I am trying to solve the following problem:
Let $G_1, G_2, \dots,G_{100}$ be $100$ planar graphs on the same vertex set $V$ , with edge sets $E_1, E_2,...,E_{100}$, respectively, and consider the graph $G = (V, \bigcup_{i=1}^{100}E_i)$ which is the union of the graphs $G_1, G_2,\dots,G_{100}$. Prove that $\chi(G) ≤ 600$.

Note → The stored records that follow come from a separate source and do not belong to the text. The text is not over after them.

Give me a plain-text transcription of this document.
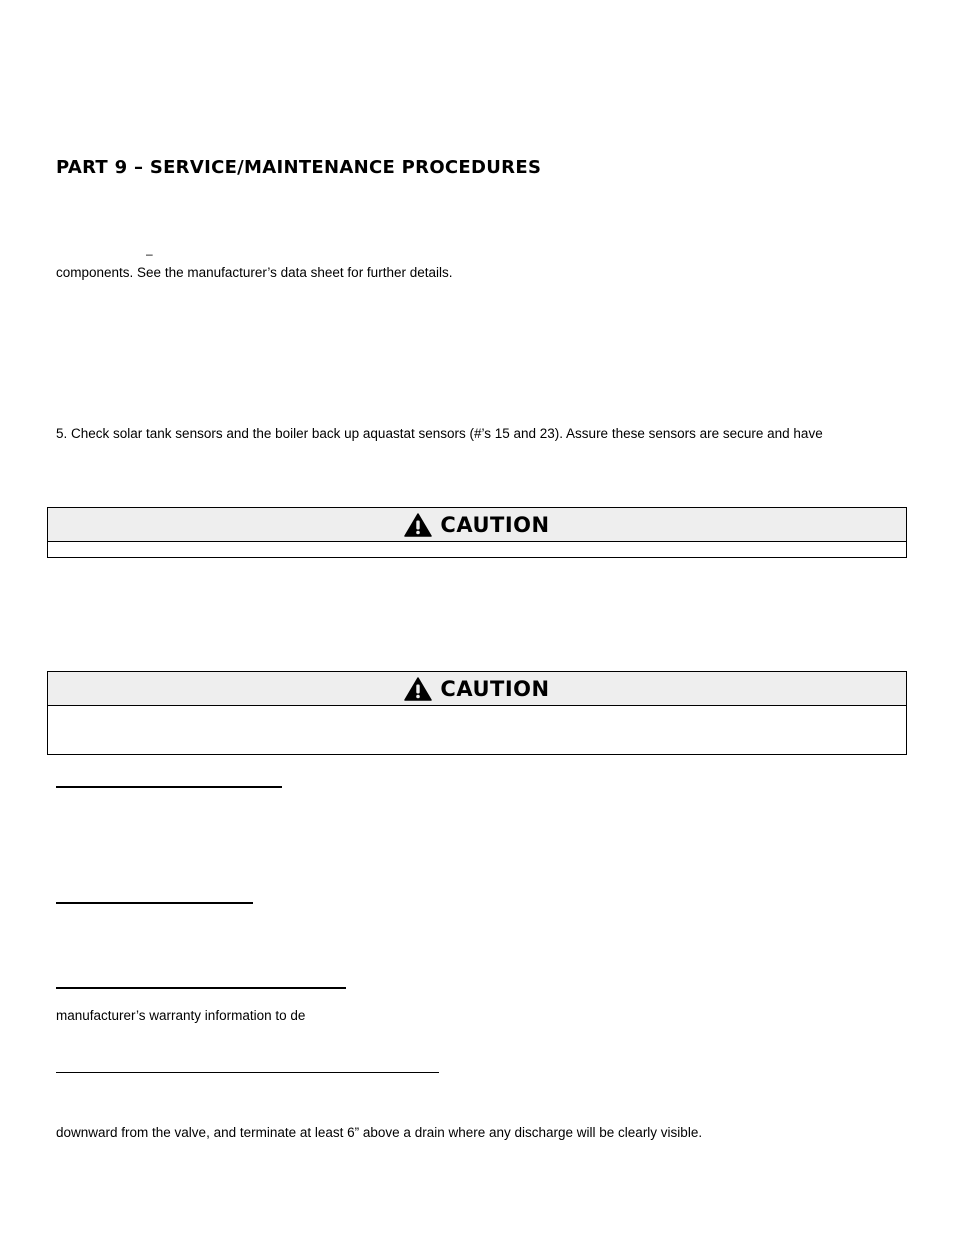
PART 9 – SERVICE/MAINTENANCE PROCEDURES
–
components. See the manufacturer’s data sheet for further details.
5. Check solar tank sensors and the boiler back up aquastat sensors (#’s 15 and 23). Assure these sensors are secure and have
CAUTION
CAUTION
manufacturer’s warranty information to de
downward from the valve, and terminate at least 6” above a drain where any discharge will be clearly visible.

I tried to play around with the inequality $E(G) \leq 3 |G| - 6$ that holds for any planar graph, and also with the fact that we can colour any planar graph with 4 colours but I didn't manage to advance after that. I also though of induction on the number of vertices so that I could do that for an arbitrary set of vertices but this didn't help me either.
Can anyone provide a hint/direction so I can make some progress?
I think I have the answer. the $G_1, ..., G_{100}$ are planar graphs on the same set of vertices, thus |V| is the same for all $G_i$.
We know $|E(G_i)|≤3|V|−$6 $\forall i $, since they are all planar thus $ |\bigcup_{i=1}^{100}E_i| \leq |\sum_{i=1}^{100} E_i| ≤100 (3|V|-6)= 300|V|-600$
For convenience let $ E = \bigcup_{i=1}^{100}E_i$
By the degree sum formula or handshake lemma,$\sum_{v} deg(v) = 2|E| \leq 2*(300|V|-600) = 600 |V|-1200 $, thus there exists (proof by contradiction or average degree) a vertex $v$ with degree strictly less than 600, i.e. degree less than or equal to 599. Thus since every subgraph of the union of 100 planar graphs has a vertex of degree less than or equal to 599, the graph is by definition 599- degenerate and therefore 600-colourable.
Is this correct?